Penn State Interdisciplinary Team Receives SOM Foundation Research Award
Ghazvinian, a ForMat Lab researcher, worked with Gürsoy on mycelium-based composites and how they can be used in building structures. Pecchia worked alongside researchers from the ForMat laboratory to cultivate the mycelium-based composites.
“This collaboration will allow us to develop design and manufacturing workflows for ‘MycoKnit,’ which are lightweight, biodegradable composite structures,” Davis explained. “The two materials – the knitted fabric and the mycelium – work together to form a tight-knit composite that has tension from the knitted base and compression from the dried mycelium fungus. The combination can make a strong, lightweight building material.
The two materials, which were created individually by SOFTLAB and ForMat Lab, respectively, work together to create a lightweight material for biodegradable architectural structures.
“In this research, we will experiment with growing mycelium-based composites on knitted textiles with organic yarns,” Gürsoy said. “The mycelium will break down and bind these threads together as it grows, creating a composite system that benefits from both the compressive strength of the mycelium and the tensile strength of textiles.”
According to Gürsoy, Mycoknit offers great environmental advantages over conventional materials such as concrete and steel, which account for more than 20% of global carbon emissions.

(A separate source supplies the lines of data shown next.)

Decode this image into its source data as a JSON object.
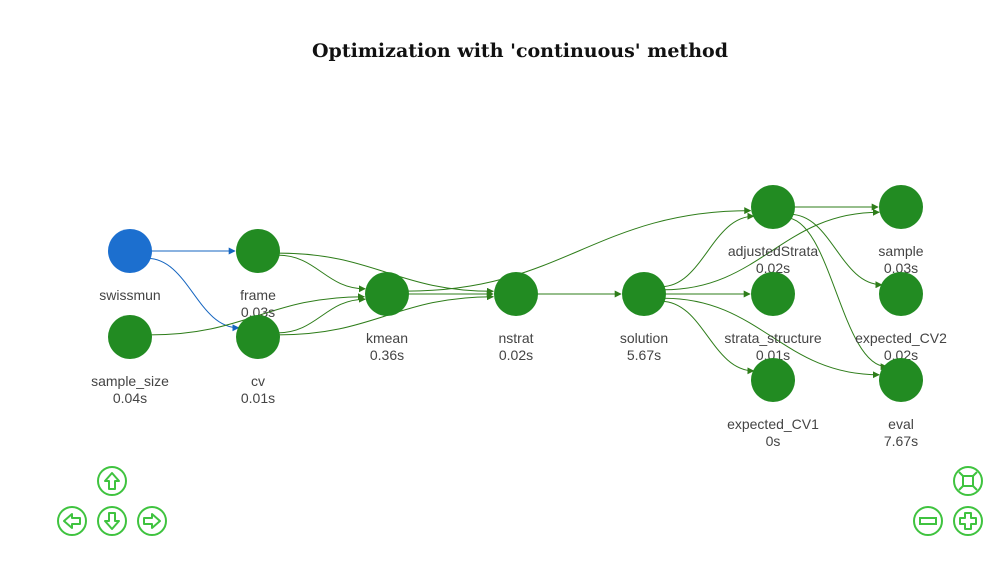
{
  "title": "Optimization with 'continuous' method",
  "colors": {
    "node_input": "#1c6fcf",
    "node_target": "#228b22",
    "edge_input": "#1565c0",
    "edge_target": "#2e7d1a",
    "nav": "#3fc33f"
  },
  "nodes": [
    {
      "id": "swissmun",
      "name": "swissmun",
      "time": "",
      "type": "input"
    },
    {
      "id": "sample_size",
      "name": "sample_size",
      "time": "0.04s",
      "type": "target"
    },
    {
      "id": "frame",
      "name": "frame",
      "time": "0.03s",
      "type": "target"
    },
    {
      "id": "cv",
      "name": "cv",
      "time": "0.01s",
      "type": "target"
    },
    {
      "id": "kmean",
      "name": "kmean",
      "time": "0.36s",
      "type": "target"
    },
    {
      "id": "nstrat",
      "name": "nstrat",
      "time": "0.02s",
      "type": "target"
    },
    {
      "id": "solution",
      "name": "solution",
      "time": "5.67s",
      "type": "target"
    },
    {
      "id": "adjustedStrata",
      "name": "adjustedStrata",
      "time": "0.02s",
      "type": "target"
    },
    {
      "id": "strata_structure",
      "name": "strata_structure",
      "time": "0.01s",
      "type": "target"
    },
    {
      "id": "expected_CV1",
      "name": "expected_CV1",
      "time": "0s",
      "type": "target"
    },
    {
      "id": "sample",
      "name": "sample",
      "time": "0.03s",
      "type": "target"
    },
    {
      "id": "expected_CV2",
      "name": "expected_CV2",
      "time": "0.02s",
      "type": "target"
    },
    {
      "id": "eval",
      "name": "eval",
      "time": "7.67s",
      "type": "target"
    }
  ],
  "edges": [
    [
      "swissmun",
      "frame"
    ],
    [
      "swissmun",
      "cv"
    ],
    [
      "sample_size",
      "kmean"
    ],
    [
      "frame",
      "kmean"
    ],
    [
      "frame",
      "nstrat"
    ],
    [
      "cv",
      "kmean"
    ],
    [
      "cv",
      "nstrat"
    ],
    [
      "kmean",
      "nstrat"
    ],
    [
      "kmean",
      "adjustedStrata"
    ],
    [
      "nstrat",
      "solution"
    ],
    [
      "solution",
      "adjustedStrata"
    ],
    [
      "solution",
      "strata_structure"
    ],
    [
      "solution",
      "expected_CV1"
    ],
    [
      "solution",
      "sample"
    ],
    [
      "solution",
      "eval"
    ],
    [
      "adjustedStrata",
      "sample"
    ],
    [
      "adjustedStrata",
      "expected_CV2"
    ],
    [
      "adjustedStrata",
      "eval"
    ]
  ],
  "navigation": {
    "up": "up-arrow-icon",
    "left": "left-arrow-icon",
    "down": "down-arrow-icon",
    "right": "right-arrow-icon",
    "fit": "fit-screen-icon",
    "zoom_out": "zoom-out-icon",
    "zoom_in": "zoom-in-icon"
  }
}
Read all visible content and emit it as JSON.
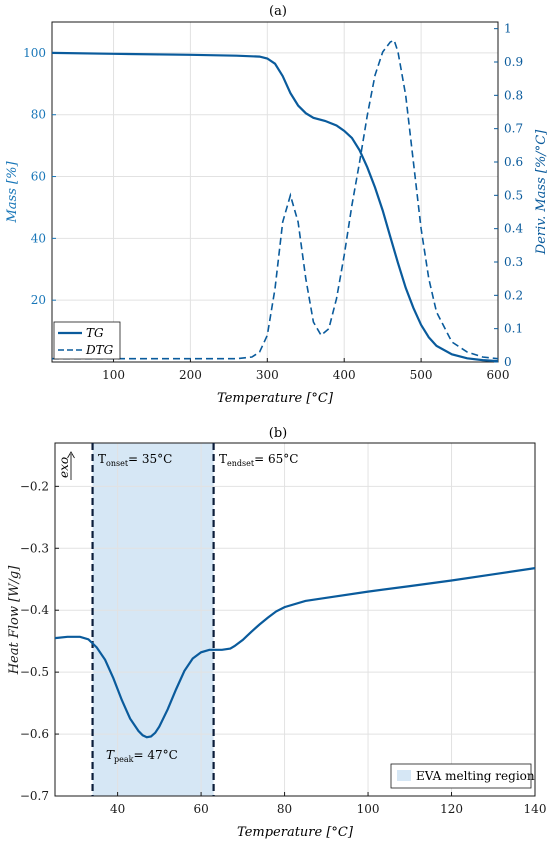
{
  "colors": {
    "curve": "#0a5b9c",
    "axis_left": "#1876b8",
    "axis_right": "#0a5b9c",
    "region": "#d6e7f5",
    "grid": "#e2e2e2",
    "annotation_line": "#0b1d3a"
  },
  "chart_data": [
    {
      "type": "line",
      "title": "(a)",
      "xlabel": "Temperature [°C]",
      "ylabel": "Mass [%]",
      "y2label": "Deriv. Mass [%/°C]",
      "xlim": [
        20,
        600
      ],
      "ylim": [
        0,
        110
      ],
      "y2lim": [
        0,
        1.02
      ],
      "xticks": [
        100,
        200,
        300,
        400,
        500,
        600
      ],
      "yticks": [
        20,
        40,
        60,
        80,
        100
      ],
      "y2ticks": [
        0,
        0.1,
        0.2,
        0.3,
        0.4,
        0.5,
        0.6,
        0.7,
        0.8,
        0.9,
        1
      ],
      "grid": true,
      "legend_position": "bottom-left",
      "series": [
        {
          "name": "TG",
          "axis": "left",
          "style": "solid",
          "x": [
            20,
            100,
            200,
            260,
            290,
            300,
            310,
            320,
            330,
            340,
            350,
            360,
            375,
            390,
            400,
            410,
            420,
            430,
            440,
            450,
            460,
            470,
            480,
            490,
            500,
            510,
            520,
            540,
            560,
            580,
            600
          ],
          "y": [
            100,
            99.7,
            99.4,
            99.1,
            98.8,
            98.2,
            96.5,
            92.5,
            87,
            83,
            80.5,
            79,
            78,
            76.5,
            74.8,
            72.5,
            68.5,
            63,
            56.5,
            49,
            40.5,
            32,
            24,
            17.5,
            12,
            8,
            5.2,
            2.5,
            1.2,
            0.6,
            0.3
          ]
        },
        {
          "name": "DTG",
          "axis": "right",
          "style": "dashed",
          "x": [
            20,
            200,
            260,
            280,
            290,
            300,
            310,
            320,
            330,
            340,
            350,
            360,
            370,
            380,
            390,
            400,
            410,
            420,
            430,
            440,
            450,
            460,
            465,
            470,
            480,
            490,
            500,
            510,
            520,
            540,
            560,
            580,
            600
          ],
          "y": [
            0.01,
            0.01,
            0.01,
            0.015,
            0.03,
            0.08,
            0.22,
            0.42,
            0.5,
            0.42,
            0.25,
            0.12,
            0.08,
            0.1,
            0.19,
            0.32,
            0.47,
            0.6,
            0.74,
            0.86,
            0.93,
            0.96,
            0.965,
            0.93,
            0.8,
            0.6,
            0.4,
            0.25,
            0.15,
            0.06,
            0.03,
            0.015,
            0.01
          ]
        }
      ]
    },
    {
      "type": "line",
      "title": "(b)",
      "xlabel": "Temperature [°C]",
      "ylabel": "Heat Flow [W/g]",
      "xlim": [
        25,
        140
      ],
      "ylim": [
        -0.7,
        -0.13
      ],
      "xticks": [
        40,
        60,
        80,
        100,
        120,
        140
      ],
      "yticks": [
        -0.7,
        -0.6,
        -0.5,
        -0.4,
        -0.3,
        -0.2
      ],
      "grid": true,
      "legend_position": "bottom-right",
      "region": {
        "x0": 34,
        "x1": 63,
        "name": "EVA melting region"
      },
      "annotations": {
        "exo": "exo",
        "onset": "T",
        "onset_sub": "onset",
        "onset_val": "= 35°C",
        "endset": "T",
        "endset_sub": "endset",
        "endset_val": "= 65°C",
        "peak": "T",
        "peak_sub": "peak",
        "peak_val": "= 47°C"
      },
      "series": [
        {
          "name": "",
          "style": "solid",
          "x": [
            25,
            28,
            31,
            33,
            35,
            37,
            39,
            41,
            43,
            45,
            46,
            47,
            48,
            49,
            50,
            52,
            54,
            56,
            58,
            60,
            62,
            63,
            65,
            67,
            68,
            70,
            72,
            74,
            76,
            78,
            80,
            85,
            90,
            100,
            110,
            120,
            130,
            140
          ],
          "y": [
            -0.445,
            -0.443,
            -0.443,
            -0.447,
            -0.46,
            -0.48,
            -0.51,
            -0.545,
            -0.575,
            -0.595,
            -0.602,
            -0.605,
            -0.604,
            -0.598,
            -0.588,
            -0.56,
            -0.528,
            -0.498,
            -0.478,
            -0.468,
            -0.464,
            -0.464,
            -0.464,
            -0.462,
            -0.458,
            -0.448,
            -0.435,
            -0.423,
            -0.412,
            -0.402,
            -0.395,
            -0.385,
            -0.38,
            -0.37,
            -0.361,
            -0.352,
            -0.342,
            -0.332
          ]
        }
      ]
    }
  ]
}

She went on to explain that 40% of consumer waste comes from construction and demolition.
“Therefore, there is a need to find sustainable alternatives for building materials with low embodied energy and therefore low carbon footprint; that are biodegradable and produce no or less construction waste that goes to landfills; and that are renewable, so they don’t rely on limited resources,” Gursoy said. “Although the use of mycelium-based composites in construction is still in its infancy and experimental, these materials offer great environmental benefits.”